In other developments:

  • Japan ordered the withdrawal of its ground troops from Iraq on Tuesday, declaring the humanitarian mission a success. Prime Minister Junichiro Koizumi said the 600 non-combat troops — deployed in early 2004 — had helped rebuild infrastructure in the area where they were based, and he pledged further aid to Iraqi reconstruction.
  • The story in Iraq was breaking as the president traveled to a summit with European Union leaders. Iraq will be high on the agenda, reports Maer, as the president discusses U.S. plans there while pushing European countries to pay their promised share of economic aid for Iraq.
  • Colleagues of the U.S. soldier whom Italian authorities are seeking to indict in the death of an Italian intelligence agent at a Baghdad checkpoint last year say he was "devastated" after the fatal shooting. Mario Lozano, a member of the Manhattan-based 69th Infantry Regiment, "was just doing his job. That car was moving too fast. It didn't respond to at least three warnings," said Staff Sgt. Edwin Feliciano, a member of Lozano's platoon who was on the airport road that evening.
  • A suicide bomber wearing an explosives belt blew himself up in a home for the elderly in the southern city of Basra on Tuesday, killing two people and wounding three, police said.The motive of the attack was unclear, police Lt. Col. Karim al-Zaida said. The two killed were elderly woman, he said.

    If true, it would be the first act of violence by al-Muhajer since he was named al Qaeda in Iraq's new leader in a June 12 Web message by the group. He succeeded Abu Musab al-Zarqawi, who was killed in a U.S. air strike on June 7.

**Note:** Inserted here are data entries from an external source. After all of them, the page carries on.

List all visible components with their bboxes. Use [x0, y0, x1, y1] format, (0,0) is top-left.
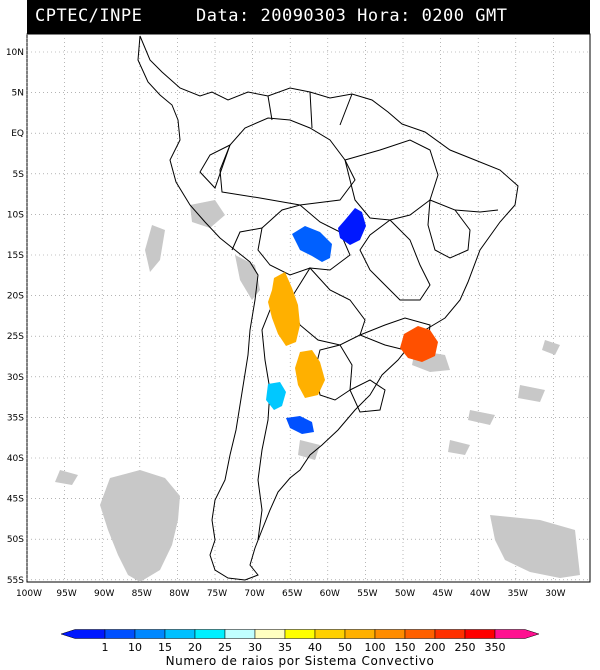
longitude-label: 45W: [432, 589, 452, 599]
longitude-label: 55W: [357, 589, 377, 599]
lightning-system-argentina-center: [295, 350, 325, 398]
colorbar-swatch: [374, 629, 406, 639]
latitude-label: 10N: [6, 48, 24, 58]
colorbar-swatch: [404, 629, 436, 639]
longitude-label: 100W: [16, 589, 42, 599]
date-value: 20090303: [260, 6, 347, 26]
graticule: [26, 34, 590, 582]
colorbar-tick-label: 20: [188, 641, 202, 654]
colorbar-swatch: [434, 629, 466, 639]
longitude-label: 75W: [207, 589, 227, 599]
longitude-label: 85W: [132, 589, 152, 599]
latitude-label: 30S: [7, 373, 24, 383]
colorbar-tick-label: 25: [218, 641, 232, 654]
longitude-label: 70W: [244, 589, 264, 599]
colorbar-swatch: [60, 629, 106, 639]
lightning-system-chaco: [268, 272, 300, 346]
colorbar-tick-label: 15: [158, 641, 172, 654]
hour-label: Hora:: [357, 6, 411, 26]
longitude-label: 50W: [395, 589, 415, 599]
latitude-labels: 10N 5N EQ 5S 10S 15S 20S 25S 30S 35S 40S 45S 50S 55S: [6, 48, 24, 586]
latitude-label: 10S: [7, 210, 24, 220]
colorbar-swatch: [284, 629, 316, 639]
latitude-label: 50S: [7, 535, 24, 545]
colorbar-swatch: [164, 629, 196, 639]
latitude-label: 55S: [7, 576, 24, 586]
coastline: [137, 35, 519, 581]
latitude-label: 20S: [7, 292, 24, 302]
latitude-label: 5N: [12, 89, 24, 99]
title-text: CPTEC/INPE Data: 20090303 Hora: 0200 GMT: [35, 6, 507, 26]
colorbar-tick-label: 40: [308, 641, 322, 654]
colorbar-swatch: [134, 629, 166, 639]
lightning-system-sao-paulo: [400, 326, 438, 362]
lightning-system-pampas-west: [266, 382, 286, 410]
lightning-systems: [266, 208, 438, 434]
colorbar-swatch: [494, 629, 540, 639]
latitude-label: 45S: [7, 495, 24, 505]
title-bar: CPTEC/INPE Data: 20090303 Hora: 0200 GMT: [27, 0, 590, 34]
colorbar-swatch: [224, 629, 256, 639]
colorbar-swatch: [194, 629, 226, 639]
hour-value: 0200 GMT: [421, 6, 508, 26]
latitude-label: 15S: [7, 251, 24, 261]
colorbar-tick-label: 100: [365, 641, 386, 654]
colorbar-tick-label: 10: [128, 641, 142, 654]
lightning-system-bolivia-east: [338, 208, 366, 245]
longitude-label: 80W: [169, 589, 189, 599]
colorbar-tick-label: 1: [102, 641, 109, 654]
source-label: CPTEC/INPE: [35, 6, 143, 26]
colorbar-swatch: [104, 629, 136, 639]
date-label: Data:: [196, 6, 250, 26]
colorbar-tick-label: 150: [395, 641, 416, 654]
colorbar: 1 10 15 20 25 30 35 40 50 100 150 200 250 350: [60, 629, 540, 654]
colorbar-tick-label: 250: [455, 641, 476, 654]
colorbar-title: Numero de raios por Sistema Convectivo: [165, 654, 435, 668]
longitude-label: 90W: [94, 589, 114, 599]
latitude-label: 5S: [13, 170, 25, 180]
lightning-system-bolivia-west: [292, 226, 332, 262]
colorbar-tick-label: 350: [485, 641, 506, 654]
longitude-label: 65W: [282, 589, 302, 599]
longitude-label: 60W: [320, 589, 340, 599]
lightning-system-pampas-south: [286, 416, 314, 434]
longitude-label: 35W: [508, 589, 528, 599]
colorbar-tick-label: 35: [278, 641, 292, 654]
longitude-label: 40W: [470, 589, 490, 599]
colorbar-swatch: [344, 629, 376, 639]
colorbar-swatch: [254, 629, 286, 639]
longitude-label: 30W: [545, 589, 565, 599]
colorbar-swatch: [464, 629, 496, 639]
latitude-label: 25S: [7, 332, 24, 342]
colorbar-tick-label: 200: [425, 641, 446, 654]
colorbar-swatch: [314, 629, 346, 639]
latitude-label: 40S: [7, 454, 24, 464]
latitude-label: EQ: [11, 129, 24, 139]
longitude-label: 95W: [56, 589, 76, 599]
latitude-label: 35S: [7, 413, 24, 423]
longitude-labels: 100W 95W 90W 85W 80W 75W 70W 65W 60W 55W 50W 45W 40W…: [16, 589, 566, 599]
colorbar-tick-label: 30: [248, 641, 262, 654]
colorbar-tick-label: 50: [338, 641, 352, 654]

    Attributing the slayings to al-Muhajer could be an attempt to build up the image of the new leader.

    Al-Zarqawi became notorious for his group's hostage beheadings, often shown in grisly videos posted on the Web. He earned the nickname "the slaughtering sheik" among his followers and is believed to have killed two Americans himself — Nicholas Berg in April 2004 and Eugene Armstrong in September 2004.

    "We give the good news ... to the Islamic nation that we have carried God's verdict by slaughtering the two captured crusaders," said a statement in the name of the Mujahedeen Shura Council, which groups seven insurgent organizations including al Qaeda in Iraq.

    "With God Almighty's blessing, Abu Hamza al-Muhajer carried out the verdict of the Islamic court" for the soldier's slaying, the statement said.

    The soldiers came under attack Friday at a traffic checkpoint near Youssifiyah. A third soldier, Spc. David J. Babineau, 25, of Springfield, Mass., was killed in the attack.

    "The news is going to be heartbreaking for my family," Ken MacKenzie, Menchaca's uncle, told an American news show.

    He said the United States should have paid a ransom from money seized from Saddam Hussein.

    "I think the U.S. was too slow to react to this. Because the U.S. did not have a plan in place, my nephew has paid with his life."

    Yusifiyah, long a Sunni insurgent stronghold, sits about 12 miles South of Baghdad, reports CBS News correspondent Lee Cowan, amid apple orchards and farm fields, crisscrossed by a series of irrigation canals.

    The soldiers were alone, near one of those canals, when local witnesses say their Humvee was surrounded by masked gunman. The rest of their unit heard the attack, but it was too late for the three soldiers.

    In Monday's statement, the council taunted U.S. forces for failing to find the two American soldiers, who went missing Friday during an attack on their checkpoint in a Sunni district south of Baghdad.

    "The events reconfirm the weakness of the alleged American intelligence and it's going astray in Iraq," the statement said.

    "The American military has launched a campaign of raids using armor and equipment, in the region around the incident, but the army of 'the strongest nation in the world' retreated in defeat and disgrace," the statement said.

    As the White House awaits Pentagon confirmation of the Iraqi report, says Maer, the case of the two soldiers is grim evidence of the president's warning of more challenges ahead in Iraq. It's also a blow to administration hopes for progress following the death of al Qaeda leader Abu Musab al Zarqawi earlier this month.